Campo Grande, 28 de fevereiro de 2024

Mineiro morre nos EUA, a poucos dias de retornar para a família no Brasil

Por Fran Ribeiro , g1 Vales de Minas Gerais

Com passagem comprada para retornar ao Brasil no dia 3 de dezembro, o valadarense Robert Leno Rosa, de 41 anos, morreu 11 dias antes do embarque. Ele morava em Fall River, Massachusetts, nos Estados Unidos, onde sofreu uma parada cardíaca na última quarta-feira (22).

Robert foi para o país norte-americano em junho de 2021, com a intenção de trabalhar e juntar dinheiro. O retorno para Governador Valadares seria também, para participar do aniversário da filha caçula que completa, nesta segunda-feira, 7 anos.

A morte do valadarense está sob investigação. Cerca de uma hora antes de morrer, ele conversou com a mulher Paula, com quem era casado há 17 anos.

Segundo a esposa, ele estava bem e feliz com a volta para casa. Conforme Paula, ele não tinha nenhum problema de saúde.

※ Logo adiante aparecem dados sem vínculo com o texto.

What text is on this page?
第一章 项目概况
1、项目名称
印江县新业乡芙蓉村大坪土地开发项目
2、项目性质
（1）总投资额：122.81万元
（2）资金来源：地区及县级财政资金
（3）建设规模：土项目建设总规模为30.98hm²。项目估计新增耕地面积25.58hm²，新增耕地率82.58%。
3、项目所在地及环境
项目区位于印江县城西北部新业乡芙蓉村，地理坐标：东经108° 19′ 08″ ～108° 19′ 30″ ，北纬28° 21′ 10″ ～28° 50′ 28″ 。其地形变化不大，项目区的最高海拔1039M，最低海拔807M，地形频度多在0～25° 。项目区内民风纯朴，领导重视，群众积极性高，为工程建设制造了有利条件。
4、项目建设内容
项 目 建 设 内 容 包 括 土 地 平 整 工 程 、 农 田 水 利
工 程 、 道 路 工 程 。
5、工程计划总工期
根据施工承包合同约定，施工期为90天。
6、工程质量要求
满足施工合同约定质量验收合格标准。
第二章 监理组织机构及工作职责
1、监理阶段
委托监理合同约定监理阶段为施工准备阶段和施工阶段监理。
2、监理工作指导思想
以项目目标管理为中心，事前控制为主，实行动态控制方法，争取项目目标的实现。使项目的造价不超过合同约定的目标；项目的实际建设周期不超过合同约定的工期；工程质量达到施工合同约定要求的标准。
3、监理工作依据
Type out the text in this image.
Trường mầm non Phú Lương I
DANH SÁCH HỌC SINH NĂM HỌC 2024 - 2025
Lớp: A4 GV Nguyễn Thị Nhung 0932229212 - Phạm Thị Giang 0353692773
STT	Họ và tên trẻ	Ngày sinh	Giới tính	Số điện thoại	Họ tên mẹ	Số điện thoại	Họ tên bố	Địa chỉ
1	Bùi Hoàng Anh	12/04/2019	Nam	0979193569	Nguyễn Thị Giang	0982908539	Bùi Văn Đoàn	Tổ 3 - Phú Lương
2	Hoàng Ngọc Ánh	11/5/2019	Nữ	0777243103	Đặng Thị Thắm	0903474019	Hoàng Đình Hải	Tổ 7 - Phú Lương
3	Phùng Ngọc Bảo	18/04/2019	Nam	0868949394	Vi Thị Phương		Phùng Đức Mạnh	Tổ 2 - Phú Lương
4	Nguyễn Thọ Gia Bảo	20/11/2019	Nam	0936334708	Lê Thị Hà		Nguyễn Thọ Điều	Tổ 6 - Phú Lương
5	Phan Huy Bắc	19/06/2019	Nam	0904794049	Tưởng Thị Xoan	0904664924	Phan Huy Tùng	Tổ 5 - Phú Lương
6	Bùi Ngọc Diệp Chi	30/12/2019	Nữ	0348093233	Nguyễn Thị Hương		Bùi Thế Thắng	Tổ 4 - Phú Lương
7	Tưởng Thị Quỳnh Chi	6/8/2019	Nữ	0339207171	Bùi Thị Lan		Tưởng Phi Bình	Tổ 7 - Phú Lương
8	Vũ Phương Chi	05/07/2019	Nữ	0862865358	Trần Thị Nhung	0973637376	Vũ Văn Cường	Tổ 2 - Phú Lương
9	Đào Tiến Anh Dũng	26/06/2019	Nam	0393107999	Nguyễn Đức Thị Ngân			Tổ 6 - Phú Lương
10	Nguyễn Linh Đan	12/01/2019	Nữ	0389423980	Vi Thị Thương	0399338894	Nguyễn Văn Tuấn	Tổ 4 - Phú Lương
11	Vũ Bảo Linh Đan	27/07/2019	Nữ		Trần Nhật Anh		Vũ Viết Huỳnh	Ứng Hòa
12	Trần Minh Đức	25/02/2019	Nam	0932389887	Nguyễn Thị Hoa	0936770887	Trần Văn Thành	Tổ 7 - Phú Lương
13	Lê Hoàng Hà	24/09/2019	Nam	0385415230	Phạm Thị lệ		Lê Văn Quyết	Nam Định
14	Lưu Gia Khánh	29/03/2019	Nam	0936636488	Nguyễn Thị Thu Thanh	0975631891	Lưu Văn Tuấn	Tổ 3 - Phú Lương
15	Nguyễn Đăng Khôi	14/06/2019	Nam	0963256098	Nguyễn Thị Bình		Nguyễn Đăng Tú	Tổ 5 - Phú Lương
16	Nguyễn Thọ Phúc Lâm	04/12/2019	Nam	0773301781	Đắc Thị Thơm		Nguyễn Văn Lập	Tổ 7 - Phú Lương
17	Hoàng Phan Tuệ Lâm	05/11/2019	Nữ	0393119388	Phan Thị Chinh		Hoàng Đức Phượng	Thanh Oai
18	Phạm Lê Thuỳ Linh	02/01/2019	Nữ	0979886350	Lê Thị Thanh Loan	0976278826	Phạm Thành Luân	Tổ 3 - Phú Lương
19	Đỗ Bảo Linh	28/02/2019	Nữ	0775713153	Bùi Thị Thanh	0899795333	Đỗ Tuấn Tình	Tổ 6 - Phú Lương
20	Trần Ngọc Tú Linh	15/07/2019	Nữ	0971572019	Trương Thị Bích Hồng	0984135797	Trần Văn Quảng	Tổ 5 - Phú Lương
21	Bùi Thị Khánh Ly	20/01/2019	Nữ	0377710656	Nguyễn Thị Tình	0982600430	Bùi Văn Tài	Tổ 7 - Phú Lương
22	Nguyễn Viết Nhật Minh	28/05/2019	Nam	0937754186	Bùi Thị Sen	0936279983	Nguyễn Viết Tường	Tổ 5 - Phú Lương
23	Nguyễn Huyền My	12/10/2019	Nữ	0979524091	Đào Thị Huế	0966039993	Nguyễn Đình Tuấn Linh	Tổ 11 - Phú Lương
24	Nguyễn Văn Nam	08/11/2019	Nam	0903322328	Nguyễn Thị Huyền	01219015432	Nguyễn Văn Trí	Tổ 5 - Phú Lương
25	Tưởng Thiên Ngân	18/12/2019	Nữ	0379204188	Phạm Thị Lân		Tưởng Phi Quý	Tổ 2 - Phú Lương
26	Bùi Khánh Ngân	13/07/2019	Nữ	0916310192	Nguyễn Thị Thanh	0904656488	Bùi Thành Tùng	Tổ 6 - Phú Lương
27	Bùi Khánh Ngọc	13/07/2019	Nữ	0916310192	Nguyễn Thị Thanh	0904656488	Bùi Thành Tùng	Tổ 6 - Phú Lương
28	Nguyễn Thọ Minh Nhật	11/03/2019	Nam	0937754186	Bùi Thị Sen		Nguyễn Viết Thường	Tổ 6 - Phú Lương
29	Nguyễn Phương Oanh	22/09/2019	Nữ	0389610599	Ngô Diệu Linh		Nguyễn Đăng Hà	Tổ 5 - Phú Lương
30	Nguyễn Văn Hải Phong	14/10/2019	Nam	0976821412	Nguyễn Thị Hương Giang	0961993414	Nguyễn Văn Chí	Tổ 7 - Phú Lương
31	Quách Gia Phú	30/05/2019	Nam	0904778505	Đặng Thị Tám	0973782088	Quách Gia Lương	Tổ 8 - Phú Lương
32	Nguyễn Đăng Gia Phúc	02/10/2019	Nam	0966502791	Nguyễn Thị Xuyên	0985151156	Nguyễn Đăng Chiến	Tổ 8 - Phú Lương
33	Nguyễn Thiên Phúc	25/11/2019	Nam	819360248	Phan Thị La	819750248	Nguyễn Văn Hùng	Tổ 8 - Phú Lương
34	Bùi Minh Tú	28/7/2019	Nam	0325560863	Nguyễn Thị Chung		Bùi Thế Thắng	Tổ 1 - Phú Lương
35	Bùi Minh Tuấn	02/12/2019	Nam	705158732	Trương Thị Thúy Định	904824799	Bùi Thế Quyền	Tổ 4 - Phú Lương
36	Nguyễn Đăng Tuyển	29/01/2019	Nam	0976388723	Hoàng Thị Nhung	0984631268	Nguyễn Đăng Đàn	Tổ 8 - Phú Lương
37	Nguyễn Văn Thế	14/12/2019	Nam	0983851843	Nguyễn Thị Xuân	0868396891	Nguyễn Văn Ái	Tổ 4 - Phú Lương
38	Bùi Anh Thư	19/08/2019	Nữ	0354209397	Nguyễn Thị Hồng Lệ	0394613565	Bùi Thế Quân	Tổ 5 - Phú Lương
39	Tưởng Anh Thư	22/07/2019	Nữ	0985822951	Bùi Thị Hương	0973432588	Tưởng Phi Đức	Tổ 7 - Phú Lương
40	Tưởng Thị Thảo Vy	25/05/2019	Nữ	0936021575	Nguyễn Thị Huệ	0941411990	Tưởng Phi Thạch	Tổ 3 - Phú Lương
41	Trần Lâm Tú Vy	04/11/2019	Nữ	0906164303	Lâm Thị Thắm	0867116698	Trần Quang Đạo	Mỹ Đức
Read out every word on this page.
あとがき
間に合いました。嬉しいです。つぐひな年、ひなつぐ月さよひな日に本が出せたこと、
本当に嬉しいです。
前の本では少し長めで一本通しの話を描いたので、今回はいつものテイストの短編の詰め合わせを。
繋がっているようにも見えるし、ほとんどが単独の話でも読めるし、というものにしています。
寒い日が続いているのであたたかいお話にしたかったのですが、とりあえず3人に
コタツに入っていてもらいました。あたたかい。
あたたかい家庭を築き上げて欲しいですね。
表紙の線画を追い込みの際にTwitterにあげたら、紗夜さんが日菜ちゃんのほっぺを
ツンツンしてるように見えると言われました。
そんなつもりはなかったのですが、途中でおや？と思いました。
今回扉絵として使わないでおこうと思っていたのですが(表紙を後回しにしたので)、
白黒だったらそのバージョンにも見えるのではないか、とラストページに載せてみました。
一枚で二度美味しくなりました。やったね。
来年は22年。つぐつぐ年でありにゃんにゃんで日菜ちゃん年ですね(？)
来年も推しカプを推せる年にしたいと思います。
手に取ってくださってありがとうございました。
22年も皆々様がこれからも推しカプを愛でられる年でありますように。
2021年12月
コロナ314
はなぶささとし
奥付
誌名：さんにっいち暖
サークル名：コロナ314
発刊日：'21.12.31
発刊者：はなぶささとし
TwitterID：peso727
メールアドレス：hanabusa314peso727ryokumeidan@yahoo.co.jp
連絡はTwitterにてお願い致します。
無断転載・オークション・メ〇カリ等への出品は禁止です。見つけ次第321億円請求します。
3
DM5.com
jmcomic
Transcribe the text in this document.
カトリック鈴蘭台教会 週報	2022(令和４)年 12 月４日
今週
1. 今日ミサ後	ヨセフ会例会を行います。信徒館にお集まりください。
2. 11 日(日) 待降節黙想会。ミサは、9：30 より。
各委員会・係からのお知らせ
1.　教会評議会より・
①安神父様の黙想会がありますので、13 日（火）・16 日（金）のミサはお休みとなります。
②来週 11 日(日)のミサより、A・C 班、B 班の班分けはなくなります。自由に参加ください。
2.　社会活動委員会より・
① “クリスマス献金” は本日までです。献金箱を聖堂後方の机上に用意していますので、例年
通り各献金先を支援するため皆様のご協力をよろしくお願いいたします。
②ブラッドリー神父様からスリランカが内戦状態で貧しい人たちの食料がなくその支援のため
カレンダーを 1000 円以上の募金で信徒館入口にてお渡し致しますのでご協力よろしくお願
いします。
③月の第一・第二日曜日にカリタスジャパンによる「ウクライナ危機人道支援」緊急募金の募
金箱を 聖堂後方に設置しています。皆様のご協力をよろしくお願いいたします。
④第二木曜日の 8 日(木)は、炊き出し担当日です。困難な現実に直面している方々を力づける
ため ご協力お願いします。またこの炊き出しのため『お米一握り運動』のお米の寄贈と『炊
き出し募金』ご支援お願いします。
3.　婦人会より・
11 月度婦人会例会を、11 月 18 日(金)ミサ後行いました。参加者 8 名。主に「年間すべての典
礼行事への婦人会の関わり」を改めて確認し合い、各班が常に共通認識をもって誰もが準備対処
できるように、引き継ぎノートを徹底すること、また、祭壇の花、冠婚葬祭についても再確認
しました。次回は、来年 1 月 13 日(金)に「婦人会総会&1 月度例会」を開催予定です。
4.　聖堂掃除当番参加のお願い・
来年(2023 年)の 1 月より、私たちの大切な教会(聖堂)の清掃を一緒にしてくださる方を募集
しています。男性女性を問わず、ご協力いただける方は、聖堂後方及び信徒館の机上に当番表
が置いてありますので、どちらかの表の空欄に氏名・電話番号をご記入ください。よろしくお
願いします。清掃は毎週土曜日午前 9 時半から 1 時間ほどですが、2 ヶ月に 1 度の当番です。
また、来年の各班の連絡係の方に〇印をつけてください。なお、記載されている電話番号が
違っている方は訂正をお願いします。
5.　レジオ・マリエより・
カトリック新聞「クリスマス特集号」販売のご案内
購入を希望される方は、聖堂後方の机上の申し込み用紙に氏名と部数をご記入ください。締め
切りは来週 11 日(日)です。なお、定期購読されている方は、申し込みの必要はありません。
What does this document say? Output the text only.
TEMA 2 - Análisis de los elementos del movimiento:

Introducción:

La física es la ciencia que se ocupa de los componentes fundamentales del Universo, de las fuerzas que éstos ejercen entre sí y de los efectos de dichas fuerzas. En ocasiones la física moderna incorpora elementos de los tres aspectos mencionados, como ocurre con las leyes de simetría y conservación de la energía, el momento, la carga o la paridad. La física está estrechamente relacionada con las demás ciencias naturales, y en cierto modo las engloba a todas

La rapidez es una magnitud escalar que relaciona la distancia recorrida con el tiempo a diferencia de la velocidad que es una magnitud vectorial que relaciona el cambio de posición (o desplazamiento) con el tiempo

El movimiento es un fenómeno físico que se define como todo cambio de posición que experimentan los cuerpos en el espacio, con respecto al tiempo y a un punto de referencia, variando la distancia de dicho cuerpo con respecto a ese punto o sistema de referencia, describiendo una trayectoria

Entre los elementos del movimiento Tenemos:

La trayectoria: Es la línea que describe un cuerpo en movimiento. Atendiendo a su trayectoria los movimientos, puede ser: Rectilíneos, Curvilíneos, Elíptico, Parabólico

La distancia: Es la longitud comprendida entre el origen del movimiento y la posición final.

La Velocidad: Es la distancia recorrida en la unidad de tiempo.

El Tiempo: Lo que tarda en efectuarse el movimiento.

No dia da morte, acontecia uma comemoração na casa em que ele morava com outros americanos. Paula ligou para o marido várias vezes até que uma mulher atendeu e disse o que tinha acontecido.

Robert trabalhando com pintura nos EUA — Foto: Arquivo pessoal/Redes sociais

Robert trabalhando com pintura nos EUA — Foto: Arquivo pessoal/Redes sociais

Uma ambulância foi até o local para prestar os primeiros socorros, mas Robert já havia morrido.

Ainda sem acreditar, Paula disse que o marido foi filmado, já sem vida e que a cena mostra Robert deitado sem tênis, depois, sentado numa cadeira, com tênis, e uma garrafa de bebida na mão.

A jovem contou ainda que não sabe quem fez o registro e ninguém entrou em contato para avisar o que estava acontecendo. A polícia local investiga a causa da morte e as circunstâncias.

“Eu estou esperando o detetive entrar em contato comigo para dar mais detalhes. É ele que está investigando a morte. Ainda não saiu o laudo, demora um pouco, acho que de 10 a 15 dias”, explicou Paula.

 

Em busca de respostas, Paula disse que está sem chão.

“Eu queria demais poder fazer alguma coisa pelo meu esposo, sabe? Não consegui fazer em vida porque ele estava lá, e ele não conseguiu retornar. Mas eu queria ter o descanso, pra eu ter um acalento, enterrar ele num lugar decente. Ele trabalhou tanto para dar um conforto pra gente. Isso me deixa muito chateada. Eu fico com a sensação de impotência. De não conseguir fazer o mínimo”, disse Paula.

Os filhos mais velhos já foram informados da morte, mas a filha caçula foi poupada na notícia por causa da expectativa com aniversário. Paula informou que vai contar a ajuda de profissionais para dar a notícia à filha.

A família mobiliza uma campanha para trazer o corpo de Robert para Governador Valadares. Até a publicação desta reportagem, havia sido arrecadado US$ 3.195, dos US$ 15 mil, necessários para fazer o traslado.

“Conseguir despedir não traz a vida dele de volta, mas é pra gente conseguir seguir a vida de uma forma mais tranquila”, desabafou a valadarense.